The sun morphs into a moon (and vice versa) with smooth transitions, making it crystal clear what the button does without requiring any additional thought from the user.

A Call to Action for Developers

I genuinely hope to see this become the standard approach for theme toggles across the web. If you're implementing a dark/light mode toggle, consider these guidelines:

The Standard

Current Theme Toggle Icon Action on Click
Dark Mode ☀️ Sun Switch to Light
Light Mode 🌙 Moon Switch to Dark

Additional Best Practices

  1. Use smooth transitions — A morphing animation between sun and moon reinforces the connection between the icon and the action.

  2. Include proper ARIA labels — Use aria-label to explicitly state what the button does: "Switch to light mode" or "Switch to dark mode."

  3. Consider the half-states — If you support a "system" or "auto" mode, think carefully about what icon represents "use system preference."

  4. Test with real users — Watch someone use your toggle. Do they hesitate? Do they click it and seem surprised by the result? These are signs your iconography might be backwards.

The Bigger Picture

This might seem like a small detail, but it's emblematic of a larger UX philosophy: respect your users' cognitive resources. Every interface element should reduce mental load, not add to it.

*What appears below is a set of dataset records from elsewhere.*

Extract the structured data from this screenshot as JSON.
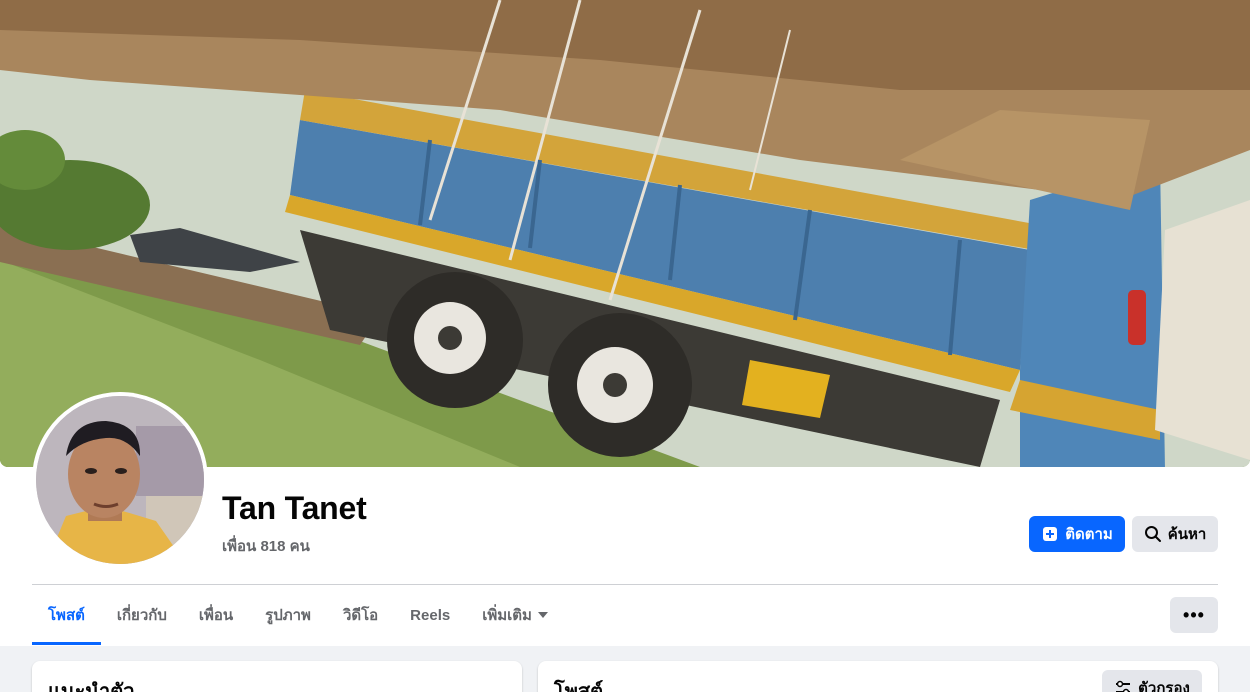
{
  "profile": {
    "name": "Tan Tanet",
    "friends_text": "เพื่อน 818 คน"
  },
  "actions": {
    "follow_label": "ติดตาม",
    "search_label": "ค้นหา",
    "more_label": "•••"
  },
  "tabs": [
    {
      "label": "โพสต์",
      "active": true
    },
    {
      "label": "เกี่ยวกับ",
      "active": false
    },
    {
      "label": "เพื่อน",
      "active": false
    },
    {
      "label": "รูปภาพ",
      "active": false
    },
    {
      "label": "วิดีโอ",
      "active": false
    },
    {
      "label": "Reels",
      "active": false
    },
    {
      "label": "เพิ่มเติม",
      "active": false,
      "dropdown": true
    }
  ],
  "intro_card": {
    "title": "แนะนำตัว"
  },
  "posts_card": {
    "title": "โพสต์",
    "filter_label": "ตัวกรอง"
  },
  "colors": {
    "accent": "#0866ff",
    "secondary_text": "#65676b",
    "button_gray": "#e4e6eb",
    "page_bg": "#f0f2f5"
  },
  "icons": {
    "follow": "follow-plus-icon",
    "search": "search-icon",
    "more": "more-dots-icon",
    "tab_dropdown": "caret-down-icon",
    "filter": "filter-sliders-icon"
  }
}
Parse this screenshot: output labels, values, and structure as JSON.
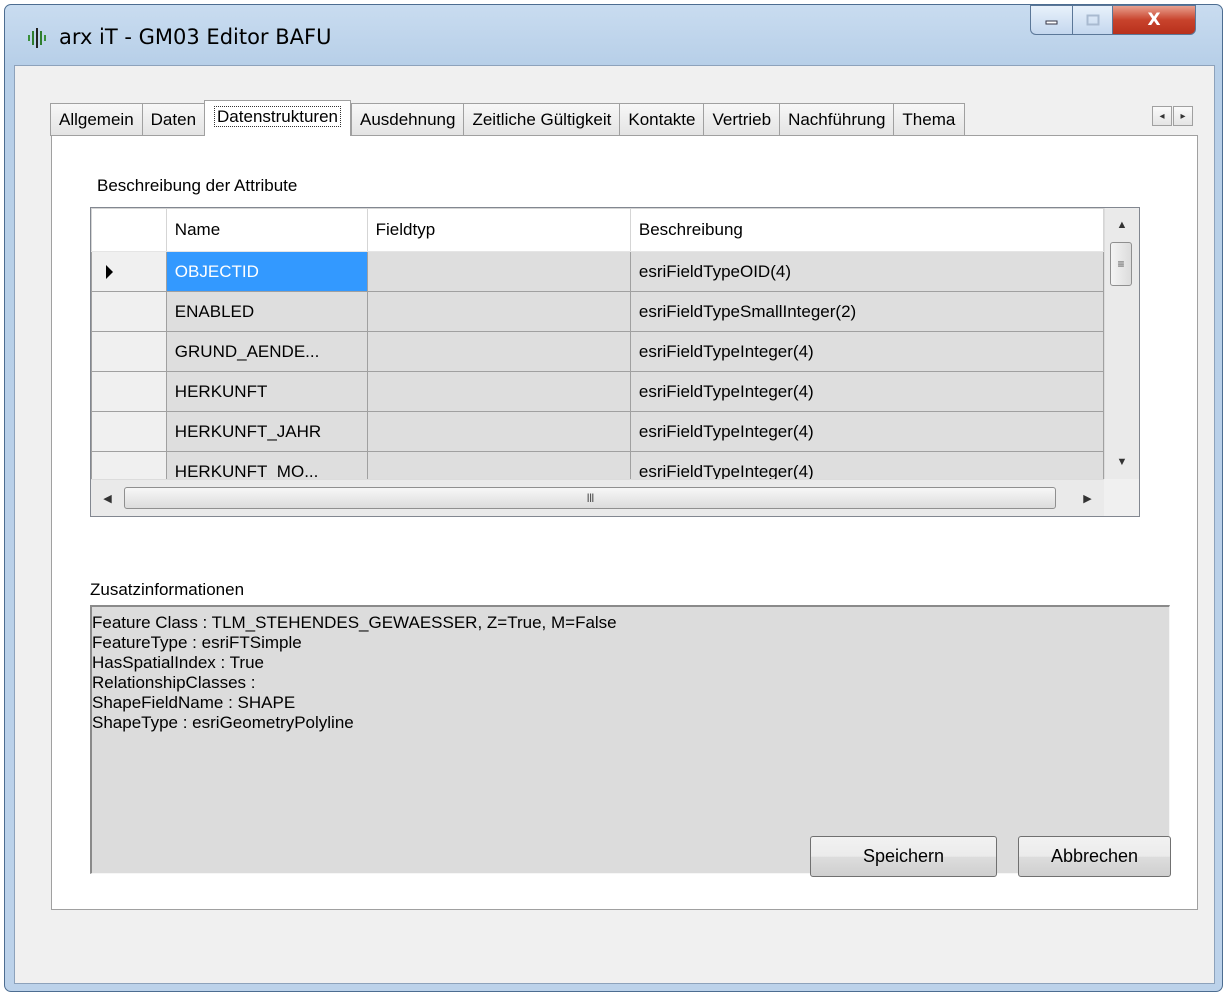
{
  "window": {
    "title": "arx iT - GM03 Editor BAFU",
    "controls": {
      "minimize_icon": "minimize-icon",
      "maximize_icon": "maximize-icon",
      "close_icon": "close-icon",
      "close_label": "X"
    }
  },
  "tabs": [
    {
      "label": "Allgemein",
      "active": false
    },
    {
      "label": "Daten",
      "active": false
    },
    {
      "label": "Datenstrukturen",
      "active": true
    },
    {
      "label": "Ausdehnung",
      "active": false
    },
    {
      "label": "Zeitliche Gültigkeit",
      "active": false
    },
    {
      "label": "Kontakte",
      "active": false
    },
    {
      "label": "Vertrieb",
      "active": false
    },
    {
      "label": "Nachführung",
      "active": false
    },
    {
      "label": "Thema",
      "active": false
    }
  ],
  "attributes": {
    "section_label": "Beschreibung der Attribute",
    "columns": [
      "Name",
      "Fieldtyp",
      "Beschreibung"
    ],
    "rows": [
      {
        "name": "OBJECTID",
        "fieldtyp": "",
        "beschreibung": "esriFieldTypeOID(4)",
        "selected": true
      },
      {
        "name": "ENABLED",
        "fieldtyp": "",
        "beschreibung": "esriFieldTypeSmallInteger(2)",
        "selected": false
      },
      {
        "name": "GRUND_AENDE...",
        "fieldtyp": "",
        "beschreibung": "esriFieldTypeInteger(4)",
        "selected": false
      },
      {
        "name": "HERKUNFT",
        "fieldtyp": "",
        "beschreibung": "esriFieldTypeInteger(4)",
        "selected": false
      },
      {
        "name": "HERKUNFT_JAHR",
        "fieldtyp": "",
        "beschreibung": "esriFieldTypeInteger(4)",
        "selected": false
      },
      {
        "name": "HERKUNFT_MO...",
        "fieldtyp": "",
        "beschreibung": "esriFieldTypeInteger(4)",
        "selected": false
      }
    ],
    "hscroll_grip": "III"
  },
  "zusatz": {
    "label": "Zusatzinformationen",
    "lines": [
      "Feature Class : TLM_STEHENDES_GEWAESSER, Z=True, M=False",
      "FeatureType : esriFTSimple",
      "HasSpatialIndex : True",
      "RelationshipClasses :",
      "ShapeFieldName : SHAPE",
      "ShapeType : esriGeometryPolyline"
    ]
  },
  "buttons": {
    "save": "Speichern",
    "cancel": "Abbrechen"
  }
}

When a user glances at your theme toggle, they should instantly understand what clicking it will do. They shouldn't have to decode whether the icon represents the current state or the future state. Make it obvious. Make it intuitive. Show them where they're going, not where they are.

The page already tells them where they are.


I implemented this approach on docs.deno.com and fresh.deno.dev/docs. You can see the related pull requests and deeper implementation details in my previous post: Perfecting Dark Mode Support with Tailwind on Deno Fresh.

Let's make this the standard. Your users' brains will thank you.